Description
Describe the bug
It is known that random forrest regression (as well as many decision tree-based methods) are not affected by the scale of the data and don't require any scaling in the feature matrix or response vector. This includes all types of scaling, like standard normalization (remove the mean, divide by the standard deviation) as well as simple scale scaling (constant multiplication or general linear transformations).
However, here there is an example where the absolute scale drastically affects the performance of random forest. Just by multiplying the response by a small number, the performance drastically falls. I am pretty sure this is associated to numerical errors, but notice that the scale factor is not close to machine epsilon.
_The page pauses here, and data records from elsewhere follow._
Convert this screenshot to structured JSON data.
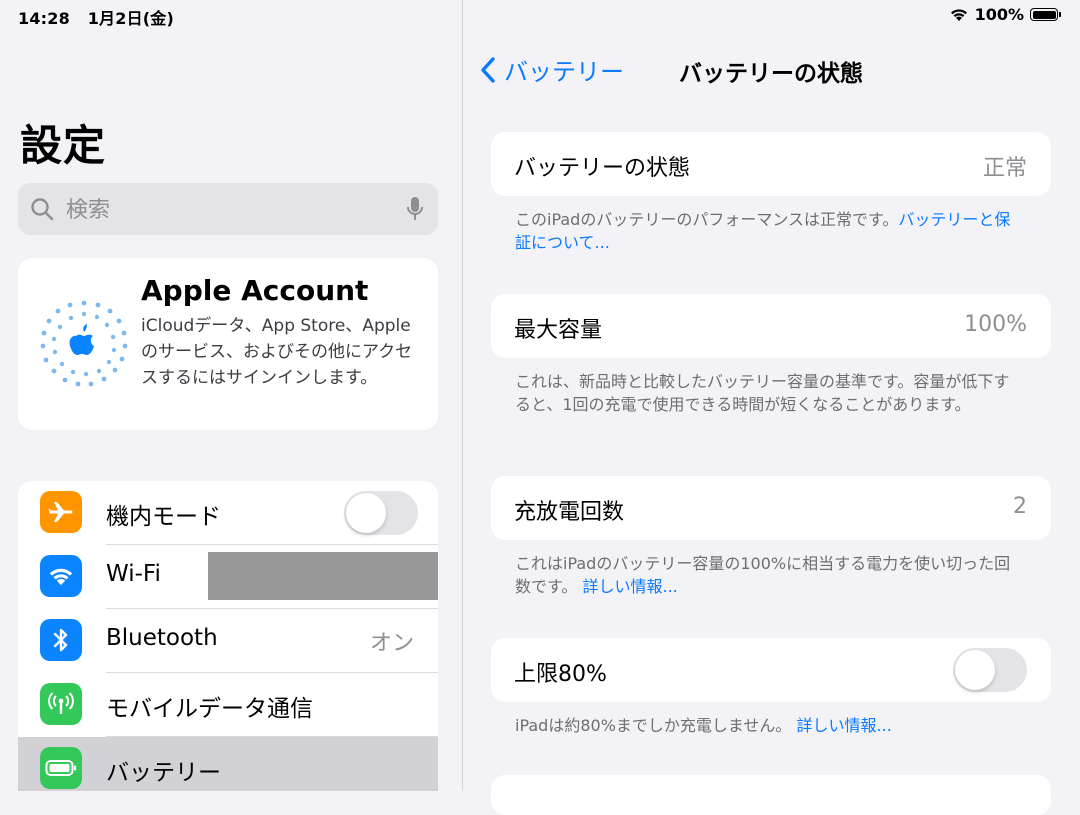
{
  "status_bar": {
    "time": "14:28",
    "date": "1月2日(金)",
    "battery_percent": "100%"
  },
  "sidebar": {
    "title": "設定",
    "search": {
      "placeholder": "検索"
    },
    "account": {
      "name": "Apple Account",
      "description": "iCloudデータ、App Store、Appleのサービス、およびその他にアクセスするにはサインインします。"
    },
    "items": [
      {
        "label": "機内モード",
        "icon": "airplane-icon",
        "color": "#ff9500",
        "toggle_on": false
      },
      {
        "label": "Wi-Fi",
        "icon": "wifi-icon",
        "color": "#0a84ff",
        "value_redacted": true
      },
      {
        "label": "Bluetooth",
        "icon": "bluetooth-icon",
        "color": "#0a84ff",
        "value": "オン"
      },
      {
        "label": "モバイルデータ通信",
        "icon": "antenna-icon",
        "color": "#34c759"
      },
      {
        "label": "バッテリー",
        "icon": "battery-icon",
        "color": "#34c759",
        "selected": true
      }
    ]
  },
  "detail": {
    "back_label": "バッテリー",
    "title": "バッテリーの状態",
    "health": {
      "label": "バッテリーの状態",
      "value": "正常",
      "footnote_text": "このiPadのバッテリーのパフォーマンスは正常です。",
      "footnote_link": "バッテリーと保証について..."
    },
    "capacity": {
      "label": "最大容量",
      "value": "100%",
      "footnote_text": "これは、新品時と比較したバッテリー容量の基準です。容量が低下すると、1回の充電で使用できる時間が短くなることがあります。"
    },
    "cycles": {
      "label": "充放電回数",
      "value": "2",
      "footnote_text": "これはiPadのバッテリー容量の100%に相当する電力を使い切った回数です。",
      "footnote_link": "詳しい情報..."
    },
    "limit": {
      "label": "上限80%",
      "toggle_on": false,
      "footnote_text": "iPadは約80%までしか充電しません。",
      "footnote_link": "詳しい情報..."
    }
  },
  "colors": {
    "accent": "#0a7aff",
    "background": "#f2f2f7",
    "selected_row": "#d1d1d6"
  }
}
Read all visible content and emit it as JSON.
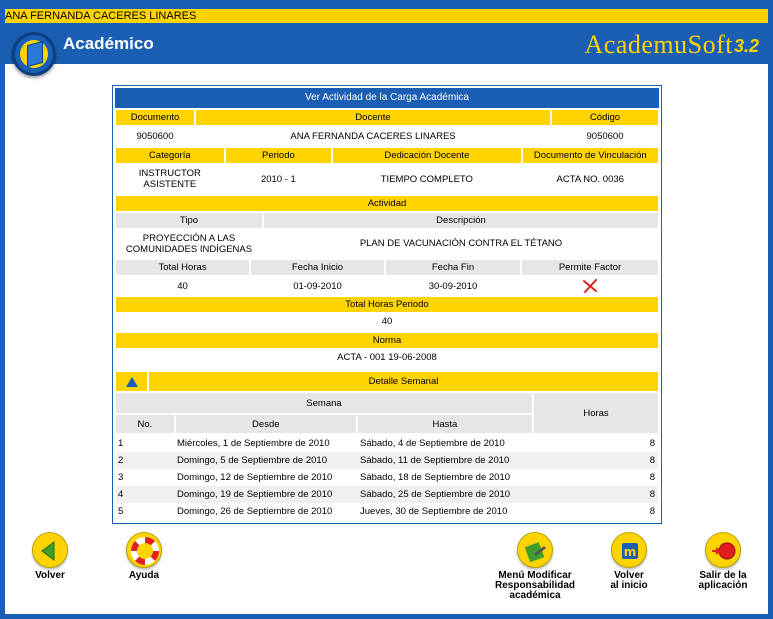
{
  "user_bar": {
    "name": "ANA FERNANDA CACERES LINARES"
  },
  "header": {
    "title": "Académico",
    "brand": "AcademuSoft",
    "version": "3.2"
  },
  "card": {
    "title": "Ver Actividad de la Carga Académica",
    "docente_headers": {
      "documento": "Documento",
      "docente": "Docente",
      "codigo": "Código"
    },
    "docente_values": {
      "documento": "9050600",
      "docente": "ANA FERNANDA CACERES LINARES",
      "codigo": "9050600"
    },
    "cat_headers": {
      "categoria": "Categoría",
      "periodo": "Periodo",
      "dedicacion": "Dedicación Docente",
      "vinculacion": "Documento de Vinculación"
    },
    "cat_values": {
      "categoria_l1": "INSTRUCTOR",
      "categoria_l2": "ASISTENTE",
      "periodo": "2010 - 1",
      "dedicacion": "TIEMPO COMPLETO",
      "vinculacion": "ACTA NO. 0036"
    },
    "actividad_label": "Actividad",
    "act_headers": {
      "tipo": "Tipo",
      "descripcion": "Descripción"
    },
    "act_values": {
      "tipo_l1": "PROYECCIÓN A LAS",
      "tipo_l2": "COMUNIDADES INDÍGENAS",
      "descripcion": "PLAN DE VACUNACIÓN CONTRA EL TÉTANO"
    },
    "horas_headers": {
      "total": "Total Horas",
      "inicio": "Fecha Inicio",
      "fin": "Fecha Fin",
      "factor": "Permite Factor"
    },
    "horas_values": {
      "total": "40",
      "inicio": "01-09-2010",
      "fin": "30-09-2010"
    },
    "total_periodo_label": "Total Horas Periodo",
    "total_periodo_value": "40",
    "norma_label": "Norma",
    "norma_value": "ACTA - 001 19-06-2008",
    "detalle_label": "Detalle Semanal",
    "semana_label": "Semana",
    "horas_label": "Horas",
    "no_label": "No.",
    "desde_label": "Desde",
    "hasta_label": "Hasta",
    "weeks": [
      {
        "no": "1",
        "desde": "Miércoles, 1 de Septiembre de 2010",
        "hasta": "Sábado, 4 de Septiembre de 2010",
        "horas": "8"
      },
      {
        "no": "2",
        "desde": "Domingo, 5 de Septiembre de 2010",
        "hasta": "Sábado, 11 de Septiembre de 2010",
        "horas": "8"
      },
      {
        "no": "3",
        "desde": "Domingo, 12 de Septiembre de 2010",
        "hasta": "Sábado, 18 de Septiembre de 2010",
        "horas": "8"
      },
      {
        "no": "4",
        "desde": "Domingo, 19 de Septiembre de 2010",
        "hasta": "Sábado, 25 de Septiembre de 2010",
        "horas": "8"
      },
      {
        "no": "5",
        "desde": "Domingo, 26 de Septiembre de 2010",
        "hasta": "Jueves, 30 de Septiembre de 2010",
        "horas": "8"
      }
    ]
  },
  "nav": {
    "volver": "Volver",
    "ayuda": "Ayuda",
    "menu_l1": "Menú Modificar",
    "menu_l2": "Responsabilidad",
    "menu_l3": "académica",
    "inicio_l1": "Volver",
    "inicio_l2": "al inicio",
    "salir_l1": "Salir de la",
    "salir_l2": "aplicación"
  },
  "colors": {
    "primary": "#1a5fb4",
    "accent": "#ffd400",
    "gray": "#e6e6e6",
    "danger": "#e02020"
  },
  "icons": [
    "logo-icon",
    "collapse-up-icon",
    "cross-icon",
    "back-arrow-icon",
    "lifebuoy-icon",
    "edit-menu-icon",
    "home-icon",
    "exit-icon"
  ]
}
**Note: ** I actually found this example by first noticing that RF was drastically failing with my scientific data, and fixing it by rescaling the response vector to more reasonable values. This is of course a very simple solution, but I can imagine many users having similar problems and not being able to find this fix given that this should not be required.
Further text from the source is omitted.